“I Just Turned 35, And I Feel So Old”

“I Just Turned 35, And I Feel So Old”

Dear Eva,

I feel old. I know I’m not really – I’m 35 – but I feel very tired and like I’ve missed out on lots of things. For instance, I am single (when all my friends have partners), and I don’t have kids (not that I particularly want a baby, but my friends are starting to have them). I can’t stop thinking about all the things I haven’t done. The lease on my flat is coming up (oh, did I mention I don’t own a house!), and it’s making me feel like I want to cut myself off from everything and just age alone in peace. I can’t imagine how I’ll feel when I turn 40.

From Hannah

Oh Hannah, age is relentless. It just keeps coming, doesn’t it, like a tennis ball launcher shooting hard round weeks at you, then months, and years, and every now and then one of them winds you quite badly, or leaves a bruise. I have just had a birthday, and the sheer quantity of years I am now carrying, on increasingly sloped shoulders, is actually breathtaking. But I think maybe the feeling you’re describing, the feeling of “being old”, is not actually to do with age so much as it is to do with feeling unstable, or dissatisfied, or simply sad.

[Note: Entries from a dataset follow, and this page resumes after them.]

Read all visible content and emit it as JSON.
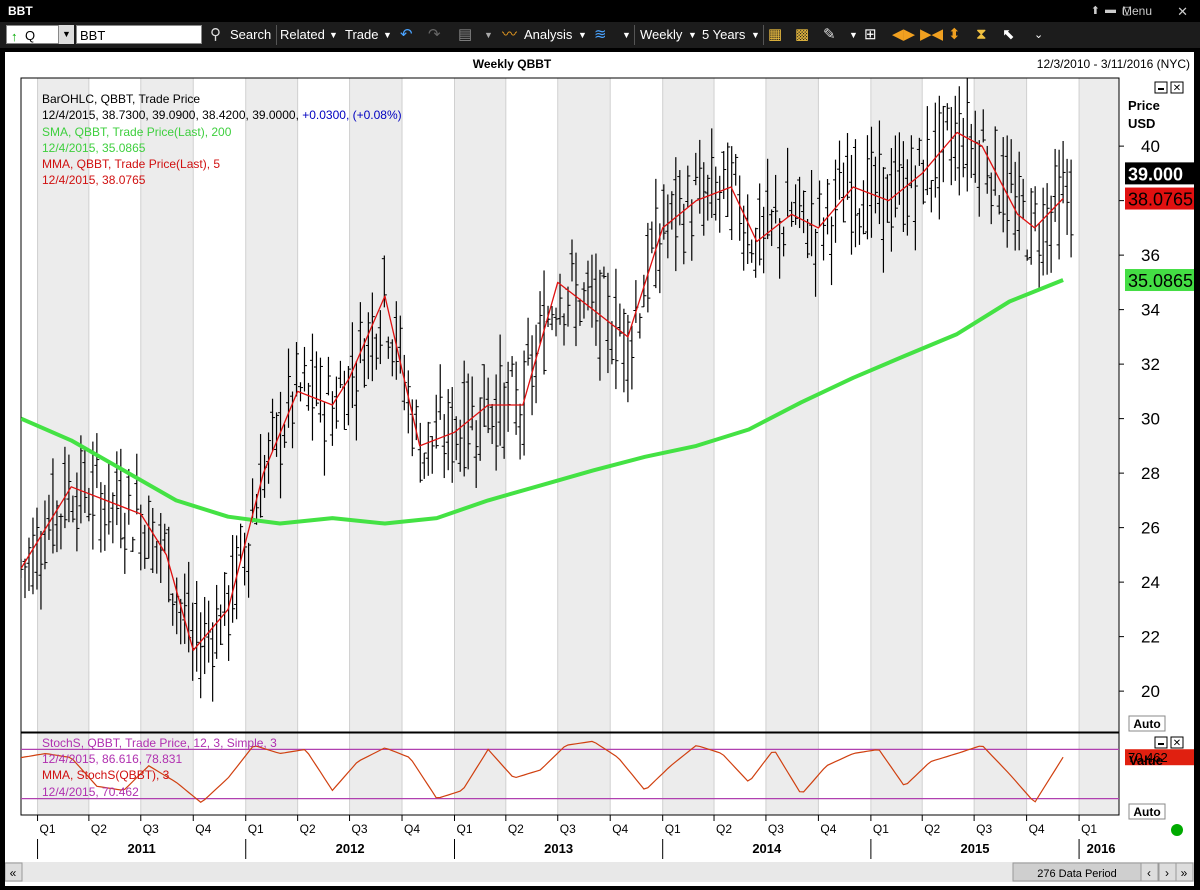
{
  "window": {
    "title": "BBT",
    "menu_label": "Menu"
  },
  "toolbar": {
    "symbol_type": "Q",
    "symbol_value": "BBT",
    "search_label": "Search",
    "related_label": "Related",
    "trade_label": "Trade",
    "analysis_label": "Analysis",
    "period_label": "Weekly",
    "range_label": "5 Years"
  },
  "chart": {
    "title": "Weekly QBBT",
    "date_range": "12/3/2010 - 3/11/2016 (NYC)",
    "price_axis_label_1": "Price",
    "price_axis_label_2": "USD",
    "value_axis_label": "Value",
    "auto_label": "Auto",
    "data_period": "276 Data Period",
    "legend": [
      {
        "text_a": "BarOHLC, QBBT, Trade Price",
        "color": "#000000"
      },
      {
        "text_a": "12/4/2015, 38.7300, 39.0900, 38.4200, 39.0000, ",
        "text_b": "+0.0300, (+0.08%)",
        "color": "#000000",
        "color_b": "#0000c0"
      },
      {
        "text_a": "SMA, QBBT, Trade Price(Last), 200",
        "color": "#3ecf3e"
      },
      {
        "text_a": "12/4/2015, 35.0865",
        "color": "#3ecf3e"
      },
      {
        "text_a": "MMA, QBBT, Trade Price(Last), 5",
        "color": "#d01010"
      },
      {
        "text_a": "12/4/2015, 38.0765",
        "color": "#d01010"
      }
    ],
    "stoch_legend": [
      {
        "text_a": "StochS, QBBT, Trade Price, 12, 3, Simple, 3",
        "color": "#b030b0"
      },
      {
        "text_a": "12/4/2015, 86.616, 78.831",
        "color": "#b030b0"
      },
      {
        "text_a": "MMA, StochS(QBBT), 3",
        "color": "#d01010"
      },
      {
        "text_a": "12/4/2015, 70.462",
        "color": "#b030b0"
      }
    ],
    "price_badges": [
      {
        "value": "39.000",
        "bg": "#000000",
        "fg": "#ffffff"
      },
      {
        "value": "38.0765",
        "bg": "#e01010",
        "fg": "#000000"
      },
      {
        "value": "35.0865",
        "bg": "#44dd44",
        "fg": "#000000"
      }
    ],
    "stoch_badge": {
      "value": "70.462",
      "bg": "#e02010",
      "fg": "#000000"
    }
  },
  "chart_data": {
    "type": "line",
    "title": "Weekly QBBT",
    "ylabel": "Price USD",
    "ylim": [
      18.5,
      42.5
    ],
    "y_ticks": [
      20,
      22,
      24,
      26,
      28,
      30,
      32,
      34,
      36,
      38,
      40
    ],
    "x_ticks": [
      "Q1",
      "Q2",
      "Q3",
      "Q4",
      "Q1",
      "Q2",
      "Q3",
      "Q4",
      "Q1",
      "Q2",
      "Q3",
      "Q4",
      "Q1",
      "Q2",
      "Q3",
      "Q4",
      "Q1",
      "Q2",
      "Q3",
      "Q4",
      "Q1",
      "Q2",
      "Q3",
      "Q4",
      "Q1"
    ],
    "year_labels": [
      "2011",
      "2012",
      "2013",
      "2014",
      "2015",
      "2016"
    ],
    "grid": true,
    "x_range": [
      "2010-12-03",
      "2016-03-11"
    ],
    "series": [
      {
        "name": "SMA, QBBT, Trade Price(Last), 200",
        "color": "#44e244",
        "x": [
          "2010-12-03",
          "2011-03-01",
          "2011-06-01",
          "2011-09-01",
          "2011-12-01",
          "2012-03-01",
          "2012-06-01",
          "2012-09-01",
          "2012-12-01",
          "2013-03-01",
          "2013-06-01",
          "2013-09-01",
          "2013-12-01",
          "2014-03-01",
          "2014-06-01",
          "2014-09-01",
          "2014-12-01",
          "2015-03-01",
          "2015-06-01",
          "2015-09-01",
          "2015-12-04"
        ],
        "values": [
          30.0,
          29.2,
          28.1,
          27.0,
          26.4,
          26.15,
          26.35,
          26.15,
          26.35,
          27.0,
          27.55,
          28.1,
          28.6,
          29.0,
          29.6,
          30.6,
          31.5,
          32.3,
          33.1,
          34.3,
          35.0865
        ]
      },
      {
        "name": "MMA, QBBT, Trade Price(Last), 5",
        "color": "#e01010",
        "x": [
          "2010-12-03",
          "2011-03-01",
          "2011-05-01",
          "2011-07-01",
          "2011-08-15",
          "2011-10-01",
          "2011-12-01",
          "2012-02-01",
          "2012-04-01",
          "2012-06-01",
          "2012-07-01",
          "2012-09-01",
          "2012-11-01",
          "2013-01-01",
          "2013-03-01",
          "2013-05-01",
          "2013-07-01",
          "2013-09-01",
          "2013-11-01",
          "2014-01-01",
          "2014-03-01",
          "2014-05-01",
          "2014-06-15",
          "2014-08-15",
          "2014-10-01",
          "2014-12-01",
          "2015-02-01",
          "2015-04-01",
          "2015-06-01",
          "2015-07-15",
          "2015-09-15",
          "2015-10-15",
          "2015-12-04"
        ],
        "values": [
          24.5,
          27.5,
          27.0,
          26.5,
          25.0,
          21.5,
          23.0,
          28.0,
          31.0,
          30.5,
          31.5,
          34.5,
          29.0,
          29.5,
          30.5,
          30.5,
          35.0,
          34.0,
          33.0,
          37.0,
          38.0,
          38.5,
          36.5,
          37.5,
          37.0,
          38.5,
          38.0,
          39.0,
          40.5,
          40.0,
          37.5,
          37.0,
          38.0765
        ]
      }
    ]
  },
  "stoch_data": {
    "type": "line",
    "name": "MMA, StochS(QBBT), 3",
    "ylim": [
      0,
      100
    ],
    "bands": [
      80,
      20
    ],
    "x": [
      "2010-12-03",
      "2011-01-15",
      "2011-03-01",
      "2011-04-15",
      "2011-06-01",
      "2011-07-15",
      "2011-09-01",
      "2011-10-15",
      "2011-12-01",
      "2012-01-15",
      "2012-03-01",
      "2012-04-15",
      "2012-06-01",
      "2012-07-15",
      "2012-09-01",
      "2012-10-15",
      "2012-12-01",
      "2013-01-15",
      "2013-03-01",
      "2013-04-15",
      "2013-06-01",
      "2013-07-15",
      "2013-09-01",
      "2013-10-15",
      "2013-12-01",
      "2014-01-15",
      "2014-03-01",
      "2014-04-15",
      "2014-06-01",
      "2014-07-15",
      "2014-09-01",
      "2014-10-15",
      "2014-12-01",
      "2015-01-15",
      "2015-03-01",
      "2015-04-15",
      "2015-06-01",
      "2015-07-15",
      "2015-09-01",
      "2015-10-15",
      "2015-12-04"
    ],
    "values": [
      70,
      75,
      70,
      35,
      30,
      60,
      40,
      15,
      45,
      85,
      75,
      80,
      30,
      65,
      82,
      70,
      20,
      30,
      80,
      45,
      55,
      85,
      90,
      70,
      30,
      60,
      85,
      75,
      40,
      80,
      25,
      60,
      75,
      80,
      35,
      65,
      75,
      85,
      50,
      15,
      70.462
    ]
  }
}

It is a particularly difficult time to enter your thirties. The traditional indicators of adulthood like houses or babies have been denied to many millions due to either systemic failures of governance or excessive avocado usage, depending on which websites you read. People have always mourned their youth, but your generation is getting older without the security or benefits that sweetened the deal, which adds a certain terror to the journey. But that’s not all of it. The process of moving forward through a life inevitably requires you to acknowledge opportunities missed or things undone.

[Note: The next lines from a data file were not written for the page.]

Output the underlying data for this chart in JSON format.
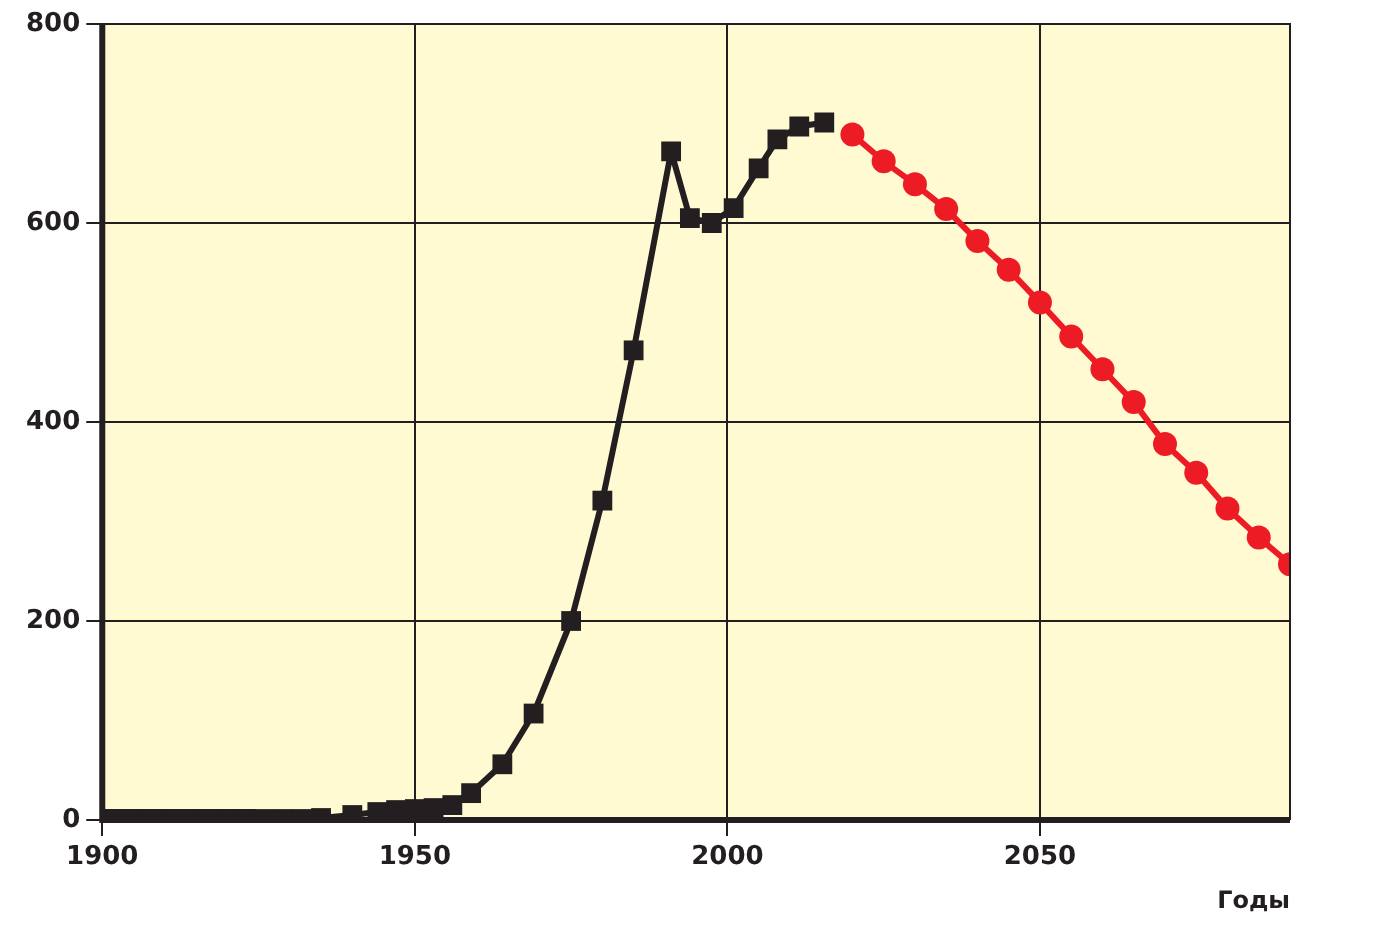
{
  "chart_data": {
    "type": "line",
    "xlabel": "Годы",
    "xlim": [
      1900,
      2090
    ],
    "xticks": [
      1900,
      1950,
      2000,
      2050
    ],
    "ylim": [
      0,
      800
    ],
    "yticks": [
      0,
      200,
      400,
      600,
      800
    ],
    "grid": true,
    "legend": false,
    "series": [
      {
        "color": "#231f20",
        "marker": "square",
        "x": [
          1902,
          1905,
          1908,
          1911,
          1914,
          1917,
          1920,
          1923,
          1926,
          1929,
          1932,
          1935,
          1940,
          1944,
          1947,
          1950,
          1953,
          1956,
          1959,
          1964,
          1969,
          1975,
          1980,
          1985,
          1991,
          1994,
          1997.5,
          2001,
          2005,
          2008,
          2011.5,
          2015.5
        ],
        "values": [
          1,
          1,
          1,
          1,
          1,
          1,
          1,
          1,
          1,
          1,
          1,
          2,
          5,
          8,
          10,
          11,
          12,
          15,
          27,
          56,
          107,
          200,
          321,
          472,
          672,
          605,
          600,
          615,
          655,
          684,
          697,
          701
        ]
      },
      {
        "color": "#ed1c24",
        "marker": "circle",
        "x": [
          2020,
          2025,
          2030,
          2035,
          2040,
          2045,
          2050,
          2055,
          2060,
          2065,
          2070,
          2075,
          2080,
          2085,
          2090
        ],
        "values": [
          689,
          662,
          639,
          614,
          582,
          553,
          520,
          486,
          453,
          420,
          378,
          349,
          313,
          284,
          257
        ]
      }
    ]
  }
}
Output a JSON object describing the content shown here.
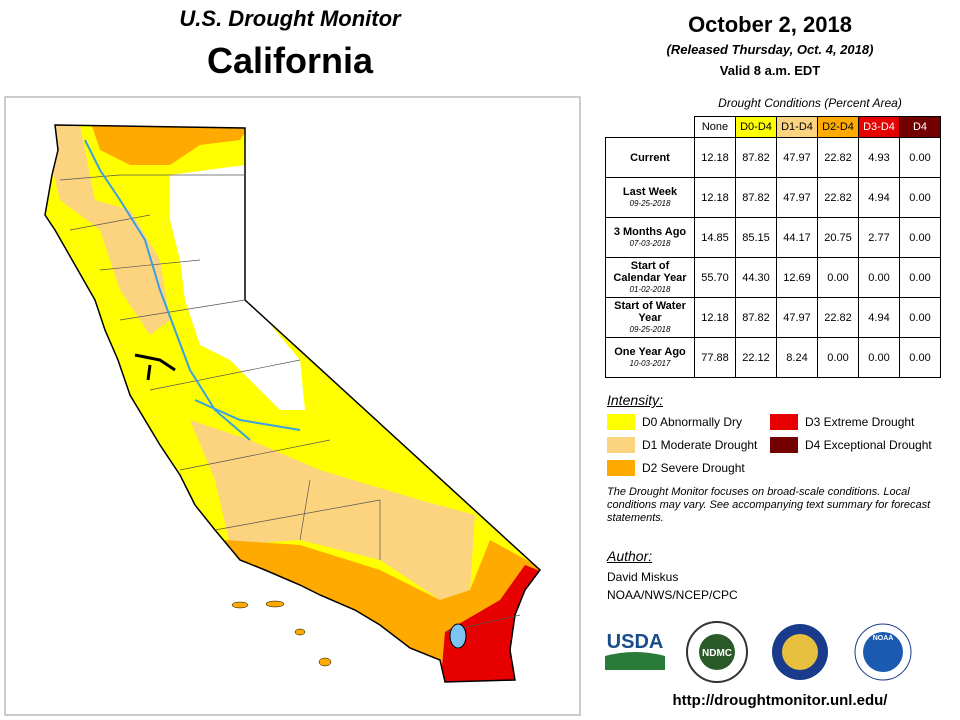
{
  "header": {
    "title": "U.S. Drought Monitor",
    "state": "California",
    "date": "October 2, 2018",
    "released": "(Released Thursday, Oct. 4, 2018)",
    "valid": "Valid 8 a.m. EDT"
  },
  "table": {
    "caption": "Drought Conditions (Percent Area)",
    "columns": [
      {
        "label": "None",
        "color": "#ffffff",
        "text_color": "#000000"
      },
      {
        "label": "D0-D4",
        "color": "#ffff00",
        "text_color": "#000000"
      },
      {
        "label": "D1-D4",
        "color": "#fcd37f",
        "text_color": "#000000"
      },
      {
        "label": "D2-D4",
        "color": "#ffaa00",
        "text_color": "#000000"
      },
      {
        "label": "D3-D4",
        "color": "#e60000",
        "text_color": "#ffffff"
      },
      {
        "label": "D4",
        "color": "#730000",
        "text_color": "#ffffff"
      }
    ],
    "rows": [
      {
        "label": "Current",
        "values": [
          "12.18",
          "87.82",
          "47.97",
          "22.82",
          "4.93",
          "0.00"
        ]
      },
      {
        "label": "Last Week",
        "date": "09-25-2018",
        "values": [
          "12.18",
          "87.82",
          "47.97",
          "22.82",
          "4.94",
          "0.00"
        ]
      },
      {
        "label": "3 Months Ago",
        "date": "07-03-2018",
        "values": [
          "14.85",
          "85.15",
          "44.17",
          "20.75",
          "2.77",
          "0.00"
        ]
      },
      {
        "label": "Start of Calendar Year",
        "date": "01-02-2018",
        "values": [
          "55.70",
          "44.30",
          "12.69",
          "0.00",
          "0.00",
          "0.00"
        ]
      },
      {
        "label": "Start of Water Year",
        "date": "09-25-2018",
        "values": [
          "12.18",
          "87.82",
          "47.97",
          "22.82",
          "4.94",
          "0.00"
        ]
      },
      {
        "label": "One Year Ago",
        "date": "10-03-2017",
        "values": [
          "77.88",
          "22.12",
          "8.24",
          "0.00",
          "0.00",
          "0.00"
        ]
      }
    ]
  },
  "legend": {
    "title": "Intensity:",
    "items": [
      {
        "label": "D0 Abnormally Dry",
        "color": "#ffff00"
      },
      {
        "label": "D1 Moderate Drought",
        "color": "#fcd37f"
      },
      {
        "label": "D2 Severe Drought",
        "color": "#ffaa00"
      },
      {
        "label": "D3 Extreme Drought",
        "color": "#e60000"
      },
      {
        "label": "D4 Exceptional Drought",
        "color": "#730000"
      }
    ]
  },
  "note": "The Drought Monitor focuses on broad-scale conditions. Local conditions may vary. See accompanying text summary for forecast statements.",
  "author": {
    "title": "Author:",
    "name": "David Miskus",
    "org": "NOAA/NWS/NCEP/CPC"
  },
  "logos": [
    "USDA",
    "NDMC",
    "NOAA"
  ],
  "url": "http://droughtmonitor.unl.edu/"
}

I’m reading a book by psychoanalyst Adam Phillips, Missing Out, in which he asks: Why do we think we know more about the experiences we don’t have than about those we do? I’m thinking about this all the time now. And I think it’s completely normal to wonder what might have happened if you’d leaned into that kiss in 2007, or moved to Paris when you were 18, or said that thing to your dad, or worked harder on your maths GCSE. The trick is not to dwell there, not to set up a little camp in what might have been, or in the perceived successes of others, but instead to look around at the choices you’ve made, and try and enjoy them. You’re mourning an unlived life, rather than appreciating the life you have, and I think it’s things like this that can make a person feel stuck, or tired, or old.

Admittedly, turning 40 is weird. It is, it just is. I remember when my mum turned 40, and I remember it because I was old enough already to write her a birthday “rap”. Well, more a sort of spoken word poem, illustrated, but I was yet to discover those pretensions, and my point is, 40 remains the age of mothers and branch managers – it is not an age when you can still, for instance, have a tantrum over getting dressed, or get moody about lunch (as I have learned the hard way). When you get there, write in again, we’ll chat. But now, you can’t imagine how you’ll feel in five years time? Good! That’s a good thing! You will have grown by then in imperceptible yet crucial ways you cannot and should not try and know today, and this is something time does, with its bruises: it reshapes us, and makes us want, grieve and delight in completely new things.

You could, of course, take yourself away to hibernate in your old age – a little flat by the sea, some herbal tea, one of those leather flip-back phone cases that also contains your credit cards. Sounds quite nice. But truly, you have an entire three or four lives ahead of you, which you might enjoy more if you instead attempted to reconnect with your friends and brush off your mounting bitterness. Age can work as a spotlight on our regrets; try and refocus its beam on the future.